Laurel: I am interested in a few unique attributes of a large orange ribbon worm called Paradrepanophorus crassus. In the lough, we find this worm under rocks inhabiting parchment tubes. Interestingly, this tube-building behavior is not noted for this species in the original description from the Mediterranean, so it may be a plastic response. I have been studying the tube-building behavior of this worm by examining specimens in the field and in the lab. We often find other animals inhabiting the P. crassus tubes, such as segmented worms and even other ribbon worms. Very little is known about these tube-dwelling symbionts, which have been only reported in the lough and not anywhere else in this species’ range. I have been busy looking at the distribution of both P. crassus and the symbiotic tube-dwellers in the lough. Also, I have set up some experimental chambers in the seawater lab. Yesterday, after weeks of coaxing, I found that the worms were finally building tubes in my experimental chambers!
Yolimar found an urchin before deploying her urchin collecors.
Yolimar: During my stay at Lough Hyne, I have been working with the declining sea urchin Paracentrotus lividus. I have conducted urchin counts and measured test diameter on the south and west shores of the lough. Yesterday, I managed to deploy several urchin collectors in the lough as an experiment for P. lividus recruitment. Hopefully, by the end of the project, my data will contribute to understanding the P. lividus population structure at Lough Hyne.

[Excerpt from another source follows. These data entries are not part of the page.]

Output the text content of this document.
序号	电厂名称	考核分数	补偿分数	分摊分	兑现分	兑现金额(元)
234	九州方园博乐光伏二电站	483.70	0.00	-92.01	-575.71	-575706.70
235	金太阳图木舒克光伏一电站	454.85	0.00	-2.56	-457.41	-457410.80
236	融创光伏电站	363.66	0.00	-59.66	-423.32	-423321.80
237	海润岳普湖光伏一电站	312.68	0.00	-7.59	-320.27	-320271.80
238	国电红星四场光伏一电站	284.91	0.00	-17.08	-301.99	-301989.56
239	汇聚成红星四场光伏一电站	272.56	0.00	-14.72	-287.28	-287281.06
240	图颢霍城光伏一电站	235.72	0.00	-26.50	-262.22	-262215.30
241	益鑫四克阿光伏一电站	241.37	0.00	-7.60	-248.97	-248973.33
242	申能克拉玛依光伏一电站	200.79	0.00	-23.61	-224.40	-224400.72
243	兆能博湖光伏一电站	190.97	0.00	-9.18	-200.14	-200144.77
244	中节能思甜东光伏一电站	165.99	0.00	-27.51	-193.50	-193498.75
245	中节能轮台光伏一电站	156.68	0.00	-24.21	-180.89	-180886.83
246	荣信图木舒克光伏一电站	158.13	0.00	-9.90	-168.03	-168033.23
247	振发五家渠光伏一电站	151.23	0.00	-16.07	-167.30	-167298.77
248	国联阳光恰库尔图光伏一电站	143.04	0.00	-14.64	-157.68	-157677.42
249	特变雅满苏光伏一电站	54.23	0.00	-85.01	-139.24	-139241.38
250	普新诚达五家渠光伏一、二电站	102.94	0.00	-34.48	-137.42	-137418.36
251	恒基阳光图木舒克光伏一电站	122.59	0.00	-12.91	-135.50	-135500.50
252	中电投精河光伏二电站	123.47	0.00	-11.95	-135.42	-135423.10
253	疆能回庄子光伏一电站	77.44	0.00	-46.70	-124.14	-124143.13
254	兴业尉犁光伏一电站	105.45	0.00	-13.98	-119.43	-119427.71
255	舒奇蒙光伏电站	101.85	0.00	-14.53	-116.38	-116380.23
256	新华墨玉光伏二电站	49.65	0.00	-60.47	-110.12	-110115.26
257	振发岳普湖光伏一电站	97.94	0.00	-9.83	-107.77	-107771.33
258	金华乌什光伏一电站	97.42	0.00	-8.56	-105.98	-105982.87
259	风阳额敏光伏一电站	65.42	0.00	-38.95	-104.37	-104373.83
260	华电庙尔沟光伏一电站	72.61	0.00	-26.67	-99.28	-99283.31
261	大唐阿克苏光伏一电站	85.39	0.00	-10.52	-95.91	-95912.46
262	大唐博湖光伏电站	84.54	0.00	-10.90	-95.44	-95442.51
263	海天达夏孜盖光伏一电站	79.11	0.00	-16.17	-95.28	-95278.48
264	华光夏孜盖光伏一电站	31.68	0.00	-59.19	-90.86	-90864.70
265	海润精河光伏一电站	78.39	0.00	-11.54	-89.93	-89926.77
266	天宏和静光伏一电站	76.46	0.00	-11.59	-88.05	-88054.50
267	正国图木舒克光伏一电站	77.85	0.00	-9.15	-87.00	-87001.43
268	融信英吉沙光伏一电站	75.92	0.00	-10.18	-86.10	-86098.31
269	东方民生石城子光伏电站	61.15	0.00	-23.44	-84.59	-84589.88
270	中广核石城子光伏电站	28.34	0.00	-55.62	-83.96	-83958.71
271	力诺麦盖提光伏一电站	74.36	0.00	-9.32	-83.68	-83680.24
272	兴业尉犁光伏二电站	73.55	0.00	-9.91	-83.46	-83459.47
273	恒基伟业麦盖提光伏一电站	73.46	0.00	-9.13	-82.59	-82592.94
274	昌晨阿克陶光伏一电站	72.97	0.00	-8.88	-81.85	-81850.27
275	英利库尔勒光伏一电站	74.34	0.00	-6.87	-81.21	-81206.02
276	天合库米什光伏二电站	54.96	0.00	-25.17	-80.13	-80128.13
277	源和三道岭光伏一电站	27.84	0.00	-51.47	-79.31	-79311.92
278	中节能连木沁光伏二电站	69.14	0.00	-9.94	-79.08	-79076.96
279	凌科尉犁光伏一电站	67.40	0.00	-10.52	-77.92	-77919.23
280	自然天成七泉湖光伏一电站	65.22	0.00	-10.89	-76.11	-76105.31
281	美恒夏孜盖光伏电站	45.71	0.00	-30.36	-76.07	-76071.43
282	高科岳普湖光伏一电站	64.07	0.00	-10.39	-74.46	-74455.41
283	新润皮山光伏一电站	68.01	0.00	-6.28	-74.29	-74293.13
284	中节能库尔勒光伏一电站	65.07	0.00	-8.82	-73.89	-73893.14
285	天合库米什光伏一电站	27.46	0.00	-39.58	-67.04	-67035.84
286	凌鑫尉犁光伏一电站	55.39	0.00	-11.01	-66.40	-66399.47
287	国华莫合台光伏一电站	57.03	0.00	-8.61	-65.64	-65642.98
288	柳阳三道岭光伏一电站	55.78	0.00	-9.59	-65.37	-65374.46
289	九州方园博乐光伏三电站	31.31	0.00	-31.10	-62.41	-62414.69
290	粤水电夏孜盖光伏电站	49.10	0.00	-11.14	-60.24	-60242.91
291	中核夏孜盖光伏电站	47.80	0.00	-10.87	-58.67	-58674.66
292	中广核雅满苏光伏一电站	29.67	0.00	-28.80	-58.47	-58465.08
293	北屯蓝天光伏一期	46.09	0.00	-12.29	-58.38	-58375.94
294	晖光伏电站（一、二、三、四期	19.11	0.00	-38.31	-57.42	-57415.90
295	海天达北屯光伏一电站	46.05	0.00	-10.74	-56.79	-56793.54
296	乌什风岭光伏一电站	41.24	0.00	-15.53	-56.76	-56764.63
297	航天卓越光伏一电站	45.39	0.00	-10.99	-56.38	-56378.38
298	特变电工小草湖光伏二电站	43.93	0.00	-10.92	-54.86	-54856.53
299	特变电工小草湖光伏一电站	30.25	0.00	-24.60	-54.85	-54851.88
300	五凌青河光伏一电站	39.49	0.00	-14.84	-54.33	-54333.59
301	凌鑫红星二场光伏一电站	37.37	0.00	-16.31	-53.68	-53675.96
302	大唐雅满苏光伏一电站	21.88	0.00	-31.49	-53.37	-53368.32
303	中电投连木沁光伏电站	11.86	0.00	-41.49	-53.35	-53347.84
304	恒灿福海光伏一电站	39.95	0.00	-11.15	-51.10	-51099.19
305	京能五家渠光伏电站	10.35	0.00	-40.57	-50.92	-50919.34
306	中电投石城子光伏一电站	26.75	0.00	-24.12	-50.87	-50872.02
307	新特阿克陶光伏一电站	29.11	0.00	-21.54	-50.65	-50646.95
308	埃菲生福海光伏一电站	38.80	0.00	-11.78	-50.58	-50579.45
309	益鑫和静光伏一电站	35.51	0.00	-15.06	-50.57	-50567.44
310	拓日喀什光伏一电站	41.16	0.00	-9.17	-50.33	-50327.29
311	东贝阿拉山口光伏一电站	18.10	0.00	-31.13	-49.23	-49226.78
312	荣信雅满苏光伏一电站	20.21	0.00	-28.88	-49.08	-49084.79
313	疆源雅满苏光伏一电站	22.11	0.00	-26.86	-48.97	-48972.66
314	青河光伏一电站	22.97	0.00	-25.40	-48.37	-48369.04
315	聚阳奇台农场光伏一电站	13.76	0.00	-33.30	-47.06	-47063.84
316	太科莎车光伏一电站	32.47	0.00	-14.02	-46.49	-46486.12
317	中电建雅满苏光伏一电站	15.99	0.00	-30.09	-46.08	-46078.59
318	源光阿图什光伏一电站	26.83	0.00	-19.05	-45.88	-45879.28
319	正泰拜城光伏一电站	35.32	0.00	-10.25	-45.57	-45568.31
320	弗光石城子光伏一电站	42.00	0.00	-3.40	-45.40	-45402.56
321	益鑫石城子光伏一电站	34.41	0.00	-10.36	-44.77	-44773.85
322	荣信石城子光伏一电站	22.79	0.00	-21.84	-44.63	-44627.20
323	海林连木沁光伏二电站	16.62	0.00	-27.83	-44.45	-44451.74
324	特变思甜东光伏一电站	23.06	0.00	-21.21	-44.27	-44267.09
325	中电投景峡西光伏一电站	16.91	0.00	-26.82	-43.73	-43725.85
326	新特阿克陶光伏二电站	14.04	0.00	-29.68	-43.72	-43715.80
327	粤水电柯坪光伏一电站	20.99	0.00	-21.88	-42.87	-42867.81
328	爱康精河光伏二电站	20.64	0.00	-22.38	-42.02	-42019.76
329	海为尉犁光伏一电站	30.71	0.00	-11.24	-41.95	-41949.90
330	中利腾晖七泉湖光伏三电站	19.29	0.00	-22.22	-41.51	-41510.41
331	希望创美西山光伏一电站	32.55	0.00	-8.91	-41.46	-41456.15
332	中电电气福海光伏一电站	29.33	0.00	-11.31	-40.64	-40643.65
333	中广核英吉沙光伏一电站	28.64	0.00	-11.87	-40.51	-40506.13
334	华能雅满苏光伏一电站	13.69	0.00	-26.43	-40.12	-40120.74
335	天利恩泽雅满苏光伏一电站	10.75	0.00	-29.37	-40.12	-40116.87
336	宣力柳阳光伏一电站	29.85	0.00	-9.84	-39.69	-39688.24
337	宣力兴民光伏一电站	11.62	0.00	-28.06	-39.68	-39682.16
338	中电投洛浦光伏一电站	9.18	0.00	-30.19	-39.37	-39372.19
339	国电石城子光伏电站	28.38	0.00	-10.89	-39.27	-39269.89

Katie: The abundance and distribution of ephemeral high-density algal patches have been increasing in Lough Hyne over at least the past 5 years. Algae such as Ulva, Ectocarpus and Stilophora proliferate quickly in the spring and summer, covering large areas of intertidal and shallow subtidal rock that could otherwise provide habitat for invertebrates. The wide-spread increases in weedy ephemeral algae around Lough Hyne have been noted by the public and the government as an important issue to investigate scientifically, due to both the drastic changes in shore habitat and the smelly, unattractive nature of rotting algae for recreational visitors to the lough. I am looking at the effects of ephemeral algae on larval settlement and on localized physical characteristics such as water flow and oxygen.